Мы ненавидим всех. Месть - страница 12
– Знаешь, – я прикусываю губу, – я тоже терпеть его не могу.
– Это не твоя тайна. Давай свою.
– Я не обещала исполнять желания.
– Значит, я соврал. – Он резко принимает сидячее положение и запускает пальцы обеих рук в волосы, взъерошивая их от затылка до макушки.
– Пусть будет так, моряк. – Я потрясываю согнутым коленом.
– Почему ты называешь меня моряком? – Красавчик оборачивается ко мне через плечо. – Я ни разу на корабле-то не был.
– Просто мне нравится шторм, который я вижу в тебе. – Мои губы трогает легкая улыбка. – Обуздаешь его, моряк?
– Может быть, ты и пробудила этот шторм? – Он медленно склоняется надо мной, расставляя руки по обе стороны от моей лежащей на капоте фигуры.
– Красиво говоришь. Но мне больше нравилось, когда ты держал язык за зубами.
– Точно? – Его лицо придвигается еще ближе к моему лицу. – Ты ведь еще не пробовала мой язык внутри себя.
Черт. Я сдаюсь. Кажется, этот слэм-данк13 разгромил мой щит.
Я хватаю красавчика за ворот рубашки и притягиваю вплотную к своим губам, увлекая его в неистовый поцелуй.
Заметка вторая, от 1 ноября: «Безысходность»
Автор заметки: Ревендж
Помнишь я раньше писала, что все началось с безысходности?
Думаю, сейчас самое время рассказать, что значит для меня это слово. Что оно значило для всех нас, когда мы были детьми.
Но сначала ответь на вопрос: что бы ты представил, если бы я назвала тебе несуществующий город?

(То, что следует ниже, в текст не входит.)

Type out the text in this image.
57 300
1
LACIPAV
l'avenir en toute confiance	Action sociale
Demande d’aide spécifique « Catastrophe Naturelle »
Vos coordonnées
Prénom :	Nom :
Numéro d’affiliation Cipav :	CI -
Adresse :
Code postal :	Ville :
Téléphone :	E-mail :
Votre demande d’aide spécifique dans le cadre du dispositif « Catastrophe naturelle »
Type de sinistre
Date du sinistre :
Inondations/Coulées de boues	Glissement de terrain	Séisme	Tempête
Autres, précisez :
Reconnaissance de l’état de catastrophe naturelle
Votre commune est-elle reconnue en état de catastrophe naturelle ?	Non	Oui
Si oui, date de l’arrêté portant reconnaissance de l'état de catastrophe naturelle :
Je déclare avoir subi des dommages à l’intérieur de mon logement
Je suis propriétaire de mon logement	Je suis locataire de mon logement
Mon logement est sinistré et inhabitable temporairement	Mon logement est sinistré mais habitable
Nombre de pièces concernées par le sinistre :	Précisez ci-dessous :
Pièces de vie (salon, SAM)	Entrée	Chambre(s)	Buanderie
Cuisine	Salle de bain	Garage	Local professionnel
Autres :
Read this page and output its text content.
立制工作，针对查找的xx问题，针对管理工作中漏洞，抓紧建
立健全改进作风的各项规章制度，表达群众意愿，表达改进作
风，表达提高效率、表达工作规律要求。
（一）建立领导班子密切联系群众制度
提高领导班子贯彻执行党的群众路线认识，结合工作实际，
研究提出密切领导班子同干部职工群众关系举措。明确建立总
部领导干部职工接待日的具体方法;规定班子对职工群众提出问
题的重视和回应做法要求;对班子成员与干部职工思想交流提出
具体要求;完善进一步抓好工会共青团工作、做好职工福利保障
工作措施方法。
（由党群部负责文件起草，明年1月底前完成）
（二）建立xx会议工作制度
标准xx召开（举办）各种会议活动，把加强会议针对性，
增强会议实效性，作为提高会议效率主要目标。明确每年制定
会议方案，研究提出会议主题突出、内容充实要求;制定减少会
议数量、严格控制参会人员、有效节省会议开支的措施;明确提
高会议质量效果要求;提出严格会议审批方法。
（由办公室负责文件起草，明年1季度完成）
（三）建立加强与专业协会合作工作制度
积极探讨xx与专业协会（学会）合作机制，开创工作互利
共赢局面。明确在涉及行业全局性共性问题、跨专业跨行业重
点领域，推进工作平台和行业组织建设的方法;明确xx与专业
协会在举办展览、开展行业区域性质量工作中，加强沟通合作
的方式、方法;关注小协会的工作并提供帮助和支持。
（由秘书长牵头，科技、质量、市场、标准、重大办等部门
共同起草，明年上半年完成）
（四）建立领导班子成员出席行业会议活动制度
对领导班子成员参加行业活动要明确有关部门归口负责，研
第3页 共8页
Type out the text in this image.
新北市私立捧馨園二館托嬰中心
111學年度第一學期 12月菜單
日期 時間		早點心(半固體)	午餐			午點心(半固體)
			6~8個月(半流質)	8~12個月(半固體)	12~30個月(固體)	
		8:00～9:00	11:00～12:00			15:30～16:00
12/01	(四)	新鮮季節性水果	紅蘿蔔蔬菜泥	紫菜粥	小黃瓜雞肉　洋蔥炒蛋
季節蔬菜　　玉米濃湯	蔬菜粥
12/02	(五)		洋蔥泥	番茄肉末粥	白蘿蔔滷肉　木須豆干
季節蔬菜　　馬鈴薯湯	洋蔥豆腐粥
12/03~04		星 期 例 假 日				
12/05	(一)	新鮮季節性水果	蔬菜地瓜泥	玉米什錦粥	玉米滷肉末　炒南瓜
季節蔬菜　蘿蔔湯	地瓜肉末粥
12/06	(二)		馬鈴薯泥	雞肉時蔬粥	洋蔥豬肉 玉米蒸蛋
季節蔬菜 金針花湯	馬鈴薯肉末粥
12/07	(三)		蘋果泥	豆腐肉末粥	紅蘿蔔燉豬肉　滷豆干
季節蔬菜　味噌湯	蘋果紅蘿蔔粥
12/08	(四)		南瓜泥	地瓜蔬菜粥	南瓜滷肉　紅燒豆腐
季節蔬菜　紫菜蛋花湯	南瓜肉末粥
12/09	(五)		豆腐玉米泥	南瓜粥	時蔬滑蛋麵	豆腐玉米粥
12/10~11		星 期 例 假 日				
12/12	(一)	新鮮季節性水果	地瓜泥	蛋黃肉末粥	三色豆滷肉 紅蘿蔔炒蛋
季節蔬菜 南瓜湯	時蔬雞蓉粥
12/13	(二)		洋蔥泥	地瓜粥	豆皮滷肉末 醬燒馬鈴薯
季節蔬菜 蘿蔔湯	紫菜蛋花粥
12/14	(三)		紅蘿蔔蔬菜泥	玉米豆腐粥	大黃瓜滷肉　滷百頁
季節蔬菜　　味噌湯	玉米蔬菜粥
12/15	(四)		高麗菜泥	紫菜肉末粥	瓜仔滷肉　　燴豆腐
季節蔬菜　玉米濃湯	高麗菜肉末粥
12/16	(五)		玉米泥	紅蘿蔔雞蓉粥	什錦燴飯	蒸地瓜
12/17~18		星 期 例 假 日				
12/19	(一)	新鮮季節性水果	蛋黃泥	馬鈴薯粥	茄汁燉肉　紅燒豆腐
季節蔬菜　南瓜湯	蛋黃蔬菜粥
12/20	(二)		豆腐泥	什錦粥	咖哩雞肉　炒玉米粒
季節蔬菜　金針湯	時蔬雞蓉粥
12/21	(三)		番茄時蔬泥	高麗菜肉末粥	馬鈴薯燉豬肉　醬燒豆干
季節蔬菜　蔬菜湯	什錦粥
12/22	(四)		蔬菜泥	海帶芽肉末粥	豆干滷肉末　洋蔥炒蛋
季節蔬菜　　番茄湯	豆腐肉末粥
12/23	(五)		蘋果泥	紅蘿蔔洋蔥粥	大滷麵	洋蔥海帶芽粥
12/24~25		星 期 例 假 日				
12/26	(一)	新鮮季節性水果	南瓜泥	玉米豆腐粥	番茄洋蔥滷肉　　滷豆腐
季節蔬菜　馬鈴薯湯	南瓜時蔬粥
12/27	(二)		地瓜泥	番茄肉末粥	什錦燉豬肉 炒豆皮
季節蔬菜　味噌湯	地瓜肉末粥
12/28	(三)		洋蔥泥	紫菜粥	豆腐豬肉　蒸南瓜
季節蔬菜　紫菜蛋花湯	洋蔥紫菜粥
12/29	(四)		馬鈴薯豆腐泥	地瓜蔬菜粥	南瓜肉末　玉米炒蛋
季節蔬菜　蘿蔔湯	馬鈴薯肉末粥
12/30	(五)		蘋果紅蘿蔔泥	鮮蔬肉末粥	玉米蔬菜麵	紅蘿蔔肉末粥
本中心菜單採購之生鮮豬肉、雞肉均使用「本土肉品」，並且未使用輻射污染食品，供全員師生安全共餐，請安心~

Воображение большинства людей рисует бетонные муравейники в суете ежедневного трафика. Если закрыть глаза, то можно услышать даже вой сирен и вечное жужжание толпы, будто сунул голову в осиное гнездо. Их голоса кусают. Лишние звуки жалят. Некоторых даже сводят с ума.
В моем детстве этого не было. Нас всегда наказывали за лишний звук. Поэтому, пожалуйста, если тебе все-таки захочется представить несуществующий город, откуда я родом, представляй все, что угодно, но только не то место, где верят в лучшее и замаливают свои грехи на воскресных службах.
Мой отец никогда не молился, а старая часовня сгнила еще до того, как я научилась ходить. Нашу пищу никогда не благословлял Господь, как и не хранил мой сон. Изредка, сложив ладони под опущенным подбородком, я тихо просила, чтобы отец засыпал пораньше. Но повзрослев, моя вера тоже растворилась. Где-то в темном углу моей спальни.
(дополнено)
К десяти годам я уже понимала, что поселение, в котором мы жили, – не то место, где обитает надежда на светлое будущее. Увы, мы все это слишком хорошо понимали. Как взрослые, так и дети.
Когда-то в металлических рудниках горного округа Уэльса кипела жизнь, там работали тысячи шахтеров, добывалось серебро и медь, но уже несколько десятилетий эти места забыты. От шахтерского поселения на северо-востоке Уэльса осталась только щепотка дряхлых домов, разваленная часовня, кладбище и прорытая толща земли под ногами. И отчаяние, которое те, кто не успел сбежать, топили на дне бутылки виски.
Мой отец и отчим Хоуп тоже попали в эту петлю, но, к сожалению, не захлебнулись в безысходности, как те, кто лежат под гранитными плитами с поросшими мхом крестами на богом забытом кладбище. Наши отцы предпочли вымещать свою никчемность на нас.
Поэтому, когда нам было плохо, мы сбегали туда, где, по их словам, было опасно. Но в то время даже заброшенные шахты казались нам надежнее, чем стены родного дома. В длинных тоннелях среди груды камней и ржавых рельсов мы находили убежище. Оно было единственным местом, где мы могли прятаться.